An Effective Feature Selection Algorithm for Machine Learning-based Malicious Traffic Detection
Chao Fei,Nian Xia,Pang-Wei Tsai,Yang Lu,Xiaonan Pan,Junli Gong
DOI: https://doi.org/10.1109/asiajcis64263.2024.00024
2024-01-01
Abstract:Malicious traffic detection is important to defend network attacks. Traditional machine learning-based malicious traffic detection methods aim to improve detection performance and ignore resource consumption. For Internet of Things devices with constrained resources, reducing resource consumption in traffic detection while ensuring the detection accuracy is challenging. In order to solve this problem, this paper proposed an effective feature selection algorithm based on chi-squared test (EFS-CST), which selects the most relevant features to train machine learning (ML) models like random forest, naive bayes, decision tree, and convolutional neural networks. The proposed algorithm was evaluated in terms of accuracy, precision, F1 score, AUROC (area under the receiver operating characteristic curve), AUC-PR (area under the precision-recall curve), model size, training time, and dataset size.
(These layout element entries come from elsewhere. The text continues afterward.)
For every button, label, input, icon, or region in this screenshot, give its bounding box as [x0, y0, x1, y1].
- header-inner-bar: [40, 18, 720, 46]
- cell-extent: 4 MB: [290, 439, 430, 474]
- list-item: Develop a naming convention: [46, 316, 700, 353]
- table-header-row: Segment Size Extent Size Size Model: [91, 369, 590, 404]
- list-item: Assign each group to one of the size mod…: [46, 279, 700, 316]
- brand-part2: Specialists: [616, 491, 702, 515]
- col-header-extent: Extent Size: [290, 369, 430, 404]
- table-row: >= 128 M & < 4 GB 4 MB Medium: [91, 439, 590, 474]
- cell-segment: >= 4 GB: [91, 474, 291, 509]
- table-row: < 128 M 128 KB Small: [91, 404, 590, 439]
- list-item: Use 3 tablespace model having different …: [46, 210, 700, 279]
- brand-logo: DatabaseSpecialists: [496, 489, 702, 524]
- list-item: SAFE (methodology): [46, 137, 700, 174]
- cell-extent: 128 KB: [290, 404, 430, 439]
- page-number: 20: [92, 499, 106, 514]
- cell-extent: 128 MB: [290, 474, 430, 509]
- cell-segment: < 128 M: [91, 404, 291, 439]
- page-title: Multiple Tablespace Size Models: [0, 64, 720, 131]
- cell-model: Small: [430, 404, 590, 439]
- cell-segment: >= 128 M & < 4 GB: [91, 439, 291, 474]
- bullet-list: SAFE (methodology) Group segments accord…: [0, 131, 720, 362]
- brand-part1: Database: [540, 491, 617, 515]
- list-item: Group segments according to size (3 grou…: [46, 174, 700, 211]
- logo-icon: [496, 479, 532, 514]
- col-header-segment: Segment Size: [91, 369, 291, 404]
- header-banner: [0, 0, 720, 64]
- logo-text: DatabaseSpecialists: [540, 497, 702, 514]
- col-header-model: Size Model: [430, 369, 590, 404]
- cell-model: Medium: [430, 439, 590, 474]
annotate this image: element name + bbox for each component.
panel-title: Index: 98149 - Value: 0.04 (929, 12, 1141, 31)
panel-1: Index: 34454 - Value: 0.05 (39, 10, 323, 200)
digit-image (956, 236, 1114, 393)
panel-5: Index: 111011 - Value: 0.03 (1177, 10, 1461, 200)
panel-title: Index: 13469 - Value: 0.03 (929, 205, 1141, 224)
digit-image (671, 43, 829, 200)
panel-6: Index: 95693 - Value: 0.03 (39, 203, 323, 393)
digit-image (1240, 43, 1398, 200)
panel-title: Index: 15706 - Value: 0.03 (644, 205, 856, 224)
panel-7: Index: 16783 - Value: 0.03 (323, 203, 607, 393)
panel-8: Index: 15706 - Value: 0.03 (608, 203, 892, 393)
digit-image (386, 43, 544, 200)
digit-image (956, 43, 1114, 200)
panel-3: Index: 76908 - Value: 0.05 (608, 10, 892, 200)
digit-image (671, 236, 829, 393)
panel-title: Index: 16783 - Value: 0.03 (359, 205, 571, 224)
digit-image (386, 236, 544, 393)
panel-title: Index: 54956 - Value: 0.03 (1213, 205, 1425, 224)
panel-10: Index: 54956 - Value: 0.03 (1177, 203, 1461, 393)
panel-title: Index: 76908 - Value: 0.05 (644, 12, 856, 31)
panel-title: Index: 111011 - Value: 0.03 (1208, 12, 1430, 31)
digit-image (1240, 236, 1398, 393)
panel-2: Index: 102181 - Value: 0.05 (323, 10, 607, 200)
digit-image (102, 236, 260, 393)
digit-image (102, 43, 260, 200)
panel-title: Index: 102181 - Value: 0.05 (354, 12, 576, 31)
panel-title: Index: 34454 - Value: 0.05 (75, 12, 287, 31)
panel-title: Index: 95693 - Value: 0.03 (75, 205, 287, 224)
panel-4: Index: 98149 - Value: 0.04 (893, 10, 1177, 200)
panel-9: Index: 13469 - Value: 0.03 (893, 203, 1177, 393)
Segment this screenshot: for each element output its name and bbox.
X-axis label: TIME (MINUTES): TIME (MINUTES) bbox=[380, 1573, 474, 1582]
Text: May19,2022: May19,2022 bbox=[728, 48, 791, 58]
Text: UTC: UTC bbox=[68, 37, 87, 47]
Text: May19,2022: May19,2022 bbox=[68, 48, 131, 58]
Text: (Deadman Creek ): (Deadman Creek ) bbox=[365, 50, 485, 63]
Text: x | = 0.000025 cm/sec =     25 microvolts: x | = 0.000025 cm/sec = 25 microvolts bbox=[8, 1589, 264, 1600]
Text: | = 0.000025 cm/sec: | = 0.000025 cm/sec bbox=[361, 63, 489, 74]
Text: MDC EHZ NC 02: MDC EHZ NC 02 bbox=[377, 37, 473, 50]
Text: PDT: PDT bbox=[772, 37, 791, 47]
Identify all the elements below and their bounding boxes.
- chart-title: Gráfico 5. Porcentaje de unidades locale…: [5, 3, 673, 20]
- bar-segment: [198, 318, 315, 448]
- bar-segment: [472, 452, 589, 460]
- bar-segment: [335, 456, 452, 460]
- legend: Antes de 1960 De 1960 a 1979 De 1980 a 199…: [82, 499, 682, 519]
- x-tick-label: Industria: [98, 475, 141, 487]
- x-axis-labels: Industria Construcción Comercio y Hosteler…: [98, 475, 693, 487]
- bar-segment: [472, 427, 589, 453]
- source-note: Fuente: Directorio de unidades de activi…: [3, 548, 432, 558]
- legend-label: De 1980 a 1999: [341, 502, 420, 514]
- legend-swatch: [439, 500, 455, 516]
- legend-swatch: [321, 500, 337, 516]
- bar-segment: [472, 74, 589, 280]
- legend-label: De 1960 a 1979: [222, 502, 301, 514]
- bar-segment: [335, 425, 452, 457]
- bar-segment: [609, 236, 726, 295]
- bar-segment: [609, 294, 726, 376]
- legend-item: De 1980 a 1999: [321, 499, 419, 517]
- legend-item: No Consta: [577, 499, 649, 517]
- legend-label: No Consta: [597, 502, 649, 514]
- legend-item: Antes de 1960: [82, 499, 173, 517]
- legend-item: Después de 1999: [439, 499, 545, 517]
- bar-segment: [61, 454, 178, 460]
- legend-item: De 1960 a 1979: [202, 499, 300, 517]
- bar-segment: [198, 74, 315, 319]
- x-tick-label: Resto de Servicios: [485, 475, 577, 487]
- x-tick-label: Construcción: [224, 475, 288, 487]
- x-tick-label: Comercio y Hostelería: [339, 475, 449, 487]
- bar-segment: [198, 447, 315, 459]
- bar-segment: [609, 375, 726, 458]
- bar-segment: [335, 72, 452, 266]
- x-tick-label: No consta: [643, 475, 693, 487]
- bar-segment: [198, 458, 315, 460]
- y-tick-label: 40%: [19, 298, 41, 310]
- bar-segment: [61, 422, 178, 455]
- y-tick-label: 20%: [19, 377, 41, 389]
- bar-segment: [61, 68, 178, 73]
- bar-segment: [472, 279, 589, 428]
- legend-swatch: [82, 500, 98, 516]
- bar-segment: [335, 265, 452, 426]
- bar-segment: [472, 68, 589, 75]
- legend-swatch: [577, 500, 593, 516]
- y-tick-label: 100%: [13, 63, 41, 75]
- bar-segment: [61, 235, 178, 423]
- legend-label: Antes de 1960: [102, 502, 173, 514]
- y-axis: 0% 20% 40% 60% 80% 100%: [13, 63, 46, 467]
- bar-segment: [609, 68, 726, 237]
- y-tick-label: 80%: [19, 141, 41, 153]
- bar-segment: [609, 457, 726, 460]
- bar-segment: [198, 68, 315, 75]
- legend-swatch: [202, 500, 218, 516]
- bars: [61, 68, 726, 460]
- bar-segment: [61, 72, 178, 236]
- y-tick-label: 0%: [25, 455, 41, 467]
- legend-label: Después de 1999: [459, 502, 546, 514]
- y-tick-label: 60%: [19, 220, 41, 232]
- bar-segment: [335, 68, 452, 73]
Results proved that ML models with EFS-CST could obtain similar detection performance compared to ML models with all features on both UNSW-NBls and TII-SSRC-23 datasets. The detection performance of some ML models with EFS-CST could even outperform that of ML models without feature selection. The dataset sizes for TII-SSRC-23 and UNSW-NB15 were reduced by 48.8% and 47.8%, respectively. In addition, the model training time for TII-SSRC-23 and UNSW-NB15 datasets can be reduced by up to 86.1 % and 48.9%, respectively. Finally, the model sizes for TII-SSRC-23 and UNSW-NB15 datasets could be reduced by up to 60.0% and 65.6 %” respectively.